Greenspan, Fed chairman from 1987 to 2006, spent much of that period as a revered economic seer. He since has been criticized for failing to closely oversee the housing market and banking industry, which later collapsed and helped touch off the worst recession since the 1930s.

In 2001 at a time of large projected federal surpluses, his support for a $1.35 trillion, 10-year tax cut proposed by President George W. Bush provided it with crucial momentum as it moved through Congress.

On Tuesday, as he has done before, Greenspan said those tax cuts should be rescinded because of today’s deficit problems. This year’s deficit is expected to be about $1.3 trillion, and the government’s accumulated debt is more than $14 trillion.
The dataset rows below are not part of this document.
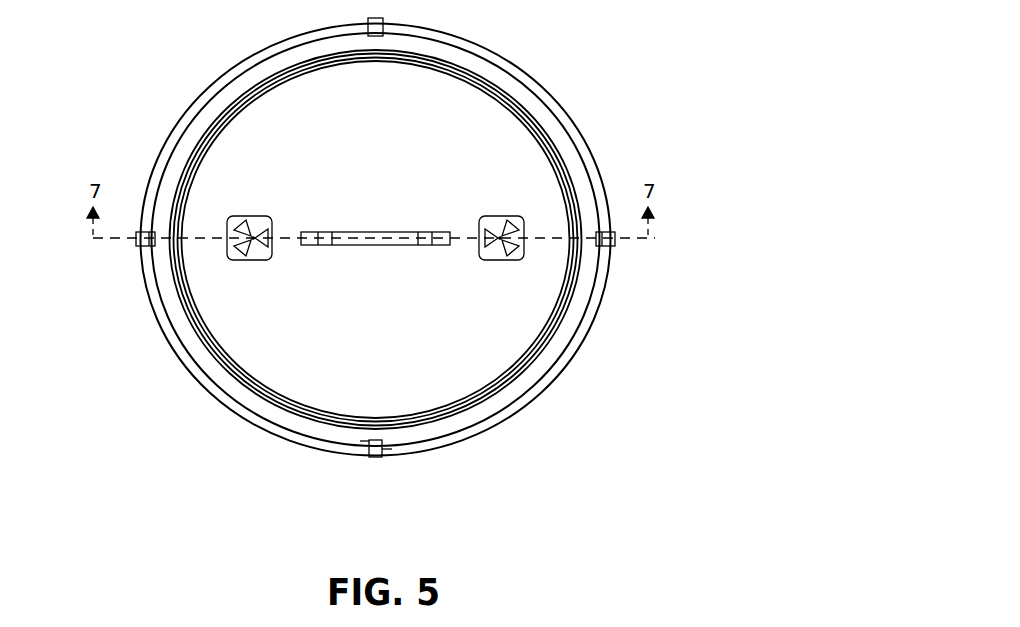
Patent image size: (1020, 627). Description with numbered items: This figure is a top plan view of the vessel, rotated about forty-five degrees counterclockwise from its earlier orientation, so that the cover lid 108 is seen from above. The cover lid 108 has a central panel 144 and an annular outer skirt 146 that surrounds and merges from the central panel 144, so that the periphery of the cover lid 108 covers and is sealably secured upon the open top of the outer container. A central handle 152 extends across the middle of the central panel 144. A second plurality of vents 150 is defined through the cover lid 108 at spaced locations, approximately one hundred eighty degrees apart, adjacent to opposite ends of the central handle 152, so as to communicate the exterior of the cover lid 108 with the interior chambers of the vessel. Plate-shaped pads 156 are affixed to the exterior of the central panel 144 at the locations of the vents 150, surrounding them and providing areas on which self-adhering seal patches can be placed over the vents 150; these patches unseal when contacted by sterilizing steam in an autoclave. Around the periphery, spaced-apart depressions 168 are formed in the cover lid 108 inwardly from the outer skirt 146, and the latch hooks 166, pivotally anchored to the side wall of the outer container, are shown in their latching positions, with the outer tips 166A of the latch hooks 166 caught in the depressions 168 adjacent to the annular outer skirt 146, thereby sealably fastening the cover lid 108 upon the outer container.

The cover lid 108 is at (608, 71).
The central panel 144 is at (393, 188).
The annular outer skirt 146 is at (580, 345).
The second plurality of vents 150 is at (255, 238).
The central handle 152 is at (362, 245).
The plate-shaped pads 156 is at (258, 260).
The latch hooks 166 is at (378, 457).
The outer tips 166A is at (382, 450).
The depressions 168 is at (368, 441).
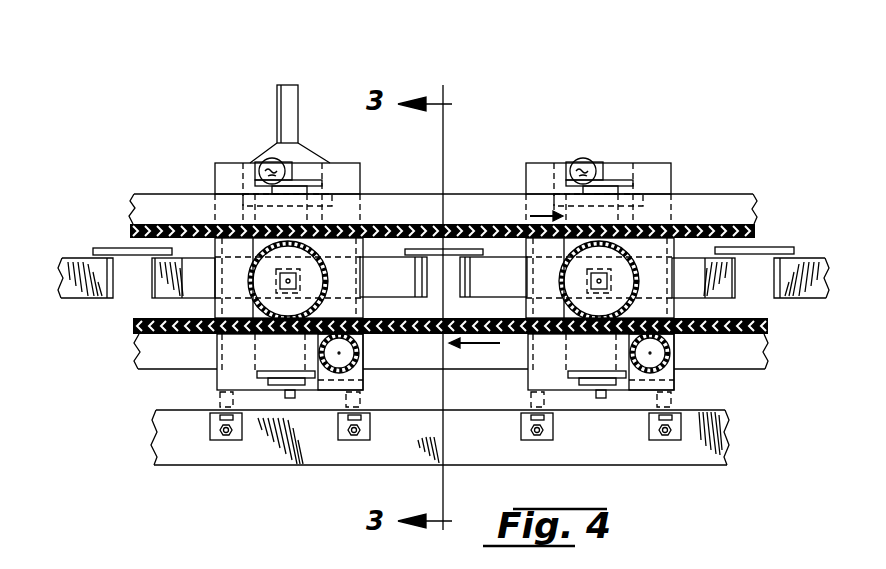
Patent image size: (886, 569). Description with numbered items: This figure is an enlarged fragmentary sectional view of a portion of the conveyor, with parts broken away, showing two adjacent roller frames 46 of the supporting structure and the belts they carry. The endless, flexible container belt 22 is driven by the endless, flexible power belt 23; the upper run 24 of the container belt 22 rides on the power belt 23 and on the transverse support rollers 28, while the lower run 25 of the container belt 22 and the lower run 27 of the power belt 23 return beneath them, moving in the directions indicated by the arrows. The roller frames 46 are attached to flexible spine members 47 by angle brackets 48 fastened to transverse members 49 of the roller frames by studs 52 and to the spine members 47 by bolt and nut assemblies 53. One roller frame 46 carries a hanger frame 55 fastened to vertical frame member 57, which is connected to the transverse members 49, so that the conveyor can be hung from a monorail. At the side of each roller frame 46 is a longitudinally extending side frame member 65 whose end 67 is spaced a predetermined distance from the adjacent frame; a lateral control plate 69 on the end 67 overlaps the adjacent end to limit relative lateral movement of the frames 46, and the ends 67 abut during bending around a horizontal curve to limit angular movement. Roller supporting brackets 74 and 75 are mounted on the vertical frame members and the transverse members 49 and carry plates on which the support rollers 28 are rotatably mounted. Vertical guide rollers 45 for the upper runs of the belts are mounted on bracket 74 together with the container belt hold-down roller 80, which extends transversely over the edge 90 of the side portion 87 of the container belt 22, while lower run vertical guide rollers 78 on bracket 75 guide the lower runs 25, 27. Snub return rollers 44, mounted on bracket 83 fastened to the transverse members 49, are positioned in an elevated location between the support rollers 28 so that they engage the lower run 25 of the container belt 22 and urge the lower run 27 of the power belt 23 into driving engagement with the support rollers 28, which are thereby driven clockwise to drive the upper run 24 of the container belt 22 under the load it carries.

The container belt 22 is at (150, 200).
The power belt 23 is at (420, 225).
The upper run of the container belt 24 is at (387, 226).
The lower run of the container belt 25 is at (136, 350).
The lower run of the power belt 27 is at (134, 324).
The support rollers 28 is at (330, 286).
The snub return rollers 44 is at (361, 354).
The vertical guide rollers 45 is at (292, 190).
The roller frames 46 is at (234, 165).
The flexible spine members 47 is at (723, 462).
The angle brackets 48 is at (213, 442).
The transverse members 49 is at (218, 400).
The studs 52 is at (212, 428).
The bolt and nut assemblies 53 is at (227, 442).
The hanger frame 55 is at (286, 88).
The vertical frame member 57 is at (310, 182).
The side frame member 65 is at (64, 270).
The end of side frame member 67 is at (113, 270).
The lateral control plate 69 is at (117, 249).
The roller supporting bracket 74 is at (324, 188).
The roller supporting bracket 75 is at (291, 399).
The lower run vertical guide rollers 78 is at (262, 375).
The container belt hold-down roller 80 is at (267, 160).
The bracket 83 is at (364, 380).
The side portion of the container belt 87 is at (688, 206).
The edge of the container belt 90 is at (201, 262).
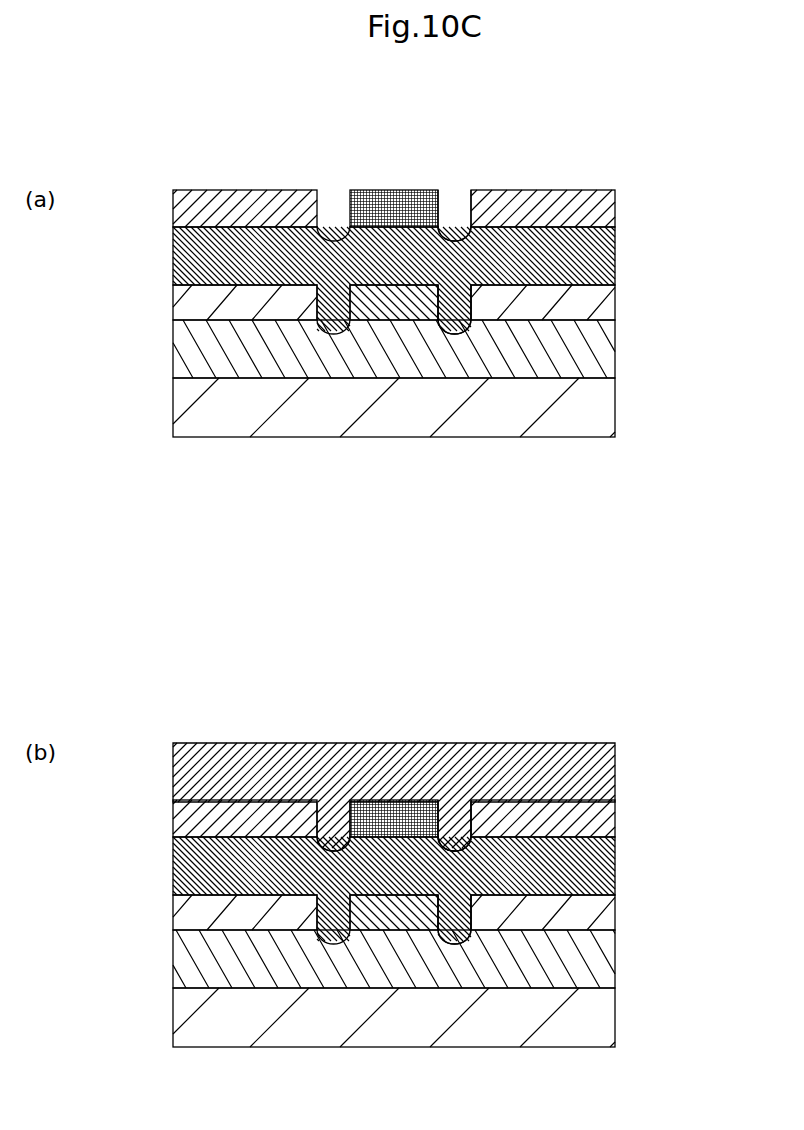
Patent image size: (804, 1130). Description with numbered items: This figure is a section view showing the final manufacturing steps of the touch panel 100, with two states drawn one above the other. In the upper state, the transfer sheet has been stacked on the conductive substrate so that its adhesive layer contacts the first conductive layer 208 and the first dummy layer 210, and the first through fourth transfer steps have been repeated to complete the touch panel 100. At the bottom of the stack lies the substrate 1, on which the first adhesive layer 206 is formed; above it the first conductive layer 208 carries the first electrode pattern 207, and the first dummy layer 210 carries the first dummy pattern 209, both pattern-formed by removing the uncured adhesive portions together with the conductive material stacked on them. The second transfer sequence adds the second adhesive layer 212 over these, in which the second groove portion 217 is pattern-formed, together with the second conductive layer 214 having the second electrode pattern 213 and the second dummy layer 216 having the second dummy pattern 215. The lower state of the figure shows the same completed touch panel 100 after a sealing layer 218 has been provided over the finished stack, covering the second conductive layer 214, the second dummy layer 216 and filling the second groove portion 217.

The touch panel 100 is at (397, 153).
The substrate 1 is at (600, 400).
The first adhesive layer 206 is at (600, 348).
The first electrode pattern 207 is at (393, 300).
The first conductive layer 208 is at (459, 687).
The first dummy pattern 209 is at (420, 687).
The first dummy layer 210 is at (396, 687).
The second adhesive layer 212 is at (600, 255).
The second electrode pattern 213 is at (190, 207).
The second conductive layer 214 is at (396, 513).
The second dummy pattern 215 is at (367, 190).
The second dummy layer 216 is at (261, 500).
The second groove portion 217 is at (455, 220).
The sealing layer 218 is at (239, 782).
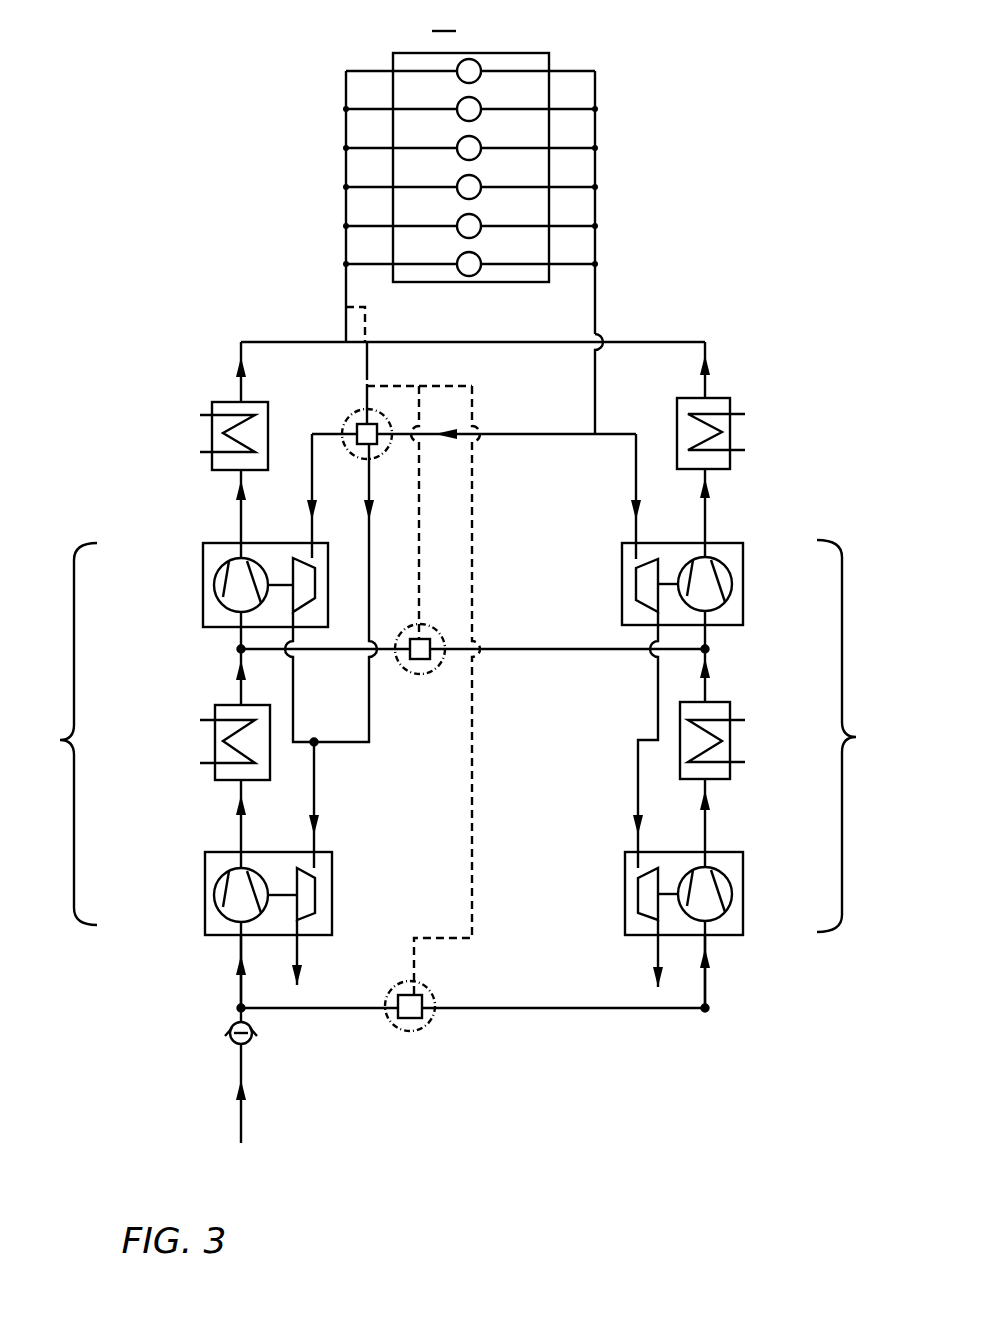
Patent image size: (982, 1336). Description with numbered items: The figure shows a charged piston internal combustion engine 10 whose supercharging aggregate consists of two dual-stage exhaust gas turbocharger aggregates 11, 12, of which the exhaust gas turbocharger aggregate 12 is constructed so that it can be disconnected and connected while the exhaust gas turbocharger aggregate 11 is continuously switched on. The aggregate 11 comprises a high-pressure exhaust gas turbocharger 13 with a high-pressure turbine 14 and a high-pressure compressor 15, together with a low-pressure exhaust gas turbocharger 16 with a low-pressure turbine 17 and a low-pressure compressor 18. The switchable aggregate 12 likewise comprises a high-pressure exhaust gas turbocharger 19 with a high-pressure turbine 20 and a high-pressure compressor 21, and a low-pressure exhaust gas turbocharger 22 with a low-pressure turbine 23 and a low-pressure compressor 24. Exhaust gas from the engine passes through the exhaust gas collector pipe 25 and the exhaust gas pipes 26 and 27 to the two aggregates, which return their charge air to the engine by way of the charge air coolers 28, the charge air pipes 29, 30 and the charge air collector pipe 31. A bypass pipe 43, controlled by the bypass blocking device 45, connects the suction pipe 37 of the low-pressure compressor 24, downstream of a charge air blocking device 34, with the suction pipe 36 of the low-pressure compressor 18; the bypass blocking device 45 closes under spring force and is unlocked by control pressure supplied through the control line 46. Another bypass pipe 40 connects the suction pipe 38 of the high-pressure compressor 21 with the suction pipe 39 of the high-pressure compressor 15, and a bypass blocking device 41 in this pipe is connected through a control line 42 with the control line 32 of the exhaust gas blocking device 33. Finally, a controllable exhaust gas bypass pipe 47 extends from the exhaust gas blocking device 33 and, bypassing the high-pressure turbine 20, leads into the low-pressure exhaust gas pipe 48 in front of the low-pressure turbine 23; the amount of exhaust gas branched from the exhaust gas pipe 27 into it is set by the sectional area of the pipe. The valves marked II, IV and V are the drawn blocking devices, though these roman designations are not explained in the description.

The piston internal combustion engine 10 is at (540, 63).
The exhaust gas turbocharger aggregate 11 is at (856, 736).
The exhaust gas turbocharger aggregate 12 is at (57, 734).
The high-pressure exhaust gas turbocharger 13 is at (738, 532).
The high-pressure turbine 14 is at (648, 582).
The high-pressure compressor 15 is at (712, 590).
The low-pressure exhaust gas turbocharger 16 is at (742, 836).
The low-pressure turbine 17 is at (648, 890).
The low-pressure compressor 18 is at (712, 897).
The high-pressure exhaust gas turbocharger 19 is at (208, 532).
The high-pressure turbine 20 is at (313, 583).
The high-pressure compressor 21 is at (236, 585).
The low-pressure exhaust gas turbocharger 22 is at (210, 839).
The low-pressure turbine 23 is at (318, 890).
The low-pressure compressor 24 is at (236, 894).
The exhaust gas collector pipe 25 is at (595, 290).
The exhaust gas pipe 26 is at (613, 434).
The exhaust gas pipe 27 is at (346, 434).
The charge air cooler 28 is at (222, 410).
The charge air pipe 29 is at (645, 342).
The charge air pipe 30 is at (286, 342).
The charge air collector pipe 31 is at (346, 268).
The control line 32 is at (368, 362).
The exhaust gas blocking device 33 is at (365, 450).
The charge air blocking device 34 is at (232, 1035).
The suction pipe 36 is at (708, 1002).
The suction pipe 37 is at (240, 972).
The suction pipe 38 is at (239, 649).
The suction pipe 39 is at (707, 647).
The bypass pipe 40 is at (321, 652).
The bypass blocking device 41 is at (423, 662).
The control line 42 is at (418, 604).
The bypass pipe 43 is at (368, 1010).
The bypass blocking device 45 is at (413, 1020).
The control line 46 is at (473, 790).
The exhaust gas bypass pipe 47 is at (380, 744).
The low-pressure exhaust gas pipe 48 is at (319, 770).
The valve II is at (431, 988).
The valve IV is at (433, 622).
The valve V is at (381, 460).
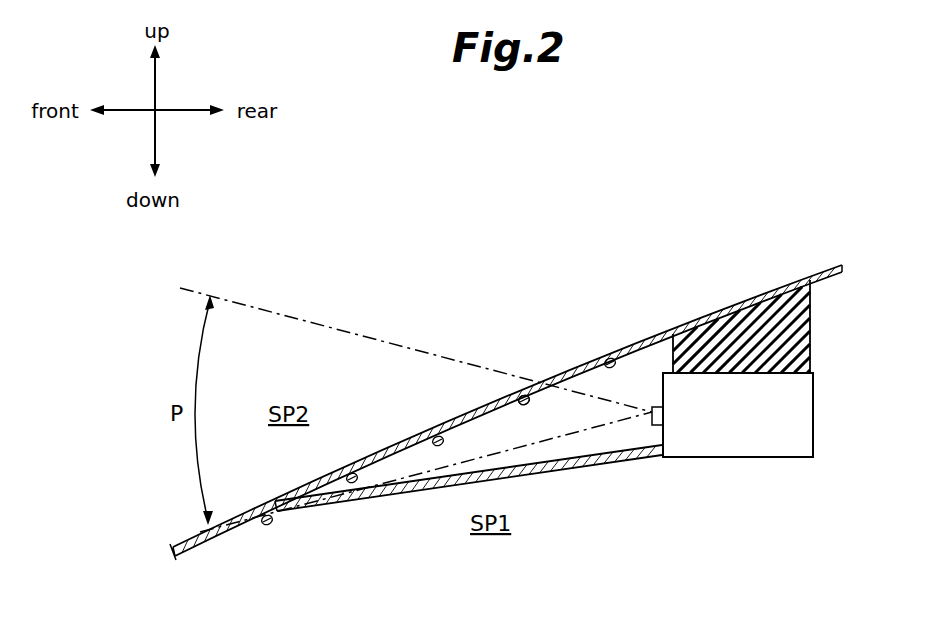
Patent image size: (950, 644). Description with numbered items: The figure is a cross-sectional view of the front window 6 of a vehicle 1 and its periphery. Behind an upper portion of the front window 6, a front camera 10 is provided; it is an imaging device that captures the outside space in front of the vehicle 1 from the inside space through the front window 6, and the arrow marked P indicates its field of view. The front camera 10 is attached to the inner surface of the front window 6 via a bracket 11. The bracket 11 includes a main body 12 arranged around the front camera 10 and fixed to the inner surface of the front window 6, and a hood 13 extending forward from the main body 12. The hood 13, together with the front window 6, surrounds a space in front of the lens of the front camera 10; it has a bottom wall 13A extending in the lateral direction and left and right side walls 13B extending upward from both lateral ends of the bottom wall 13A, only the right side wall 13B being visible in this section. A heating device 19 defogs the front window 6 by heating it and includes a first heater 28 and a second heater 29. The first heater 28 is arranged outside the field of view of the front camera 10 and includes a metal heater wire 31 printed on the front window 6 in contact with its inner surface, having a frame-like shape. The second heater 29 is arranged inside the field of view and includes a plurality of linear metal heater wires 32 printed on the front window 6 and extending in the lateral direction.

The vehicle 1 is at (783, 234).
The front window 6 is at (621, 334).
The front camera 10 is at (813, 437).
The bracket 11 is at (816, 324).
The main body 12 is at (810, 352).
The hood 13 is at (548, 468).
The bottom wall 13A is at (382, 506).
The side wall 13B is at (643, 357).
The heating device 19 is at (613, 362).
The first heater 28 is at (260, 523).
The second heater 29 is at (531, 403).
The heater wire 31 is at (270, 526).
The heater wires 32 is at (525, 394).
He also said no new tax cuts should be enacted that add to deficits. Obama has called for cutting the payroll tax, but he has proposed paying for the cut by boosting levies on the wealthy.

“It doesn’t make sense except in very extraordinary circumstances to cut taxes funded by borrowed money,” Greenspan said. “I don’t think, at the end of the day, that works.”

Greenspan said there is no credible way to control the federal debt without inflicting economic pain, because policy makers have waited too long to deal with the burden that retiring baby boomers are starting to put on government programs.